Edward Yardeni predicted, “In my Roaring 2020s scenario, technological innovations will boost productivity-led growth and real pay per worker while keeping a lid on inflation.” Digitalization is the key to modernization. This is why 85% of companies accelerated their digital transformation programs last year.
Technology leading to improved productivity via platforms like Instawork, ShiftPixy, Shyft, and Jobletics can also help to fill short-term workforce gaps. The Instawork network, for example, has more than 1 million workers across the U.S., and the number of available shifts on its platform has grown 8x in less than two years, with professionals finding work in less than 24 hours.

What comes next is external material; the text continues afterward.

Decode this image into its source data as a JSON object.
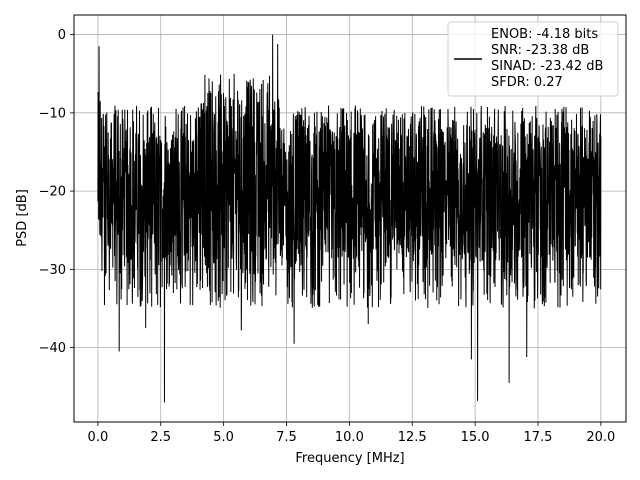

The pandemic, in conjunction with a difficult insurance market, has pushed contractors to reevaluate their old ways of doing business. “The pandemic forced contractors to do their work differently, and I think that was an improvement,” Gary Kaplan, president of construction for AXA XL, said. “They brought in technology to automate some stuff that was pretty clunky.”
According to Kaplan, the adoption of technology by construction firms tended to be a lower priority before the pandemic. But COVID forced the sector to bring in newer, more innovative tools to improve safety. Michael Teng, assistant vice president of regional pricing, products, and underwriting at Sentry Insurance, agreed that the pandemic has spotlighted workplace safety. That includes the use of telemedicine, which picked up significantly in construction: “We began to see a lot of contractors starting to utilize electronic badging.” The sector also improved processes for workers entering job sites and increased the use of wearable technology tools, such as monitors.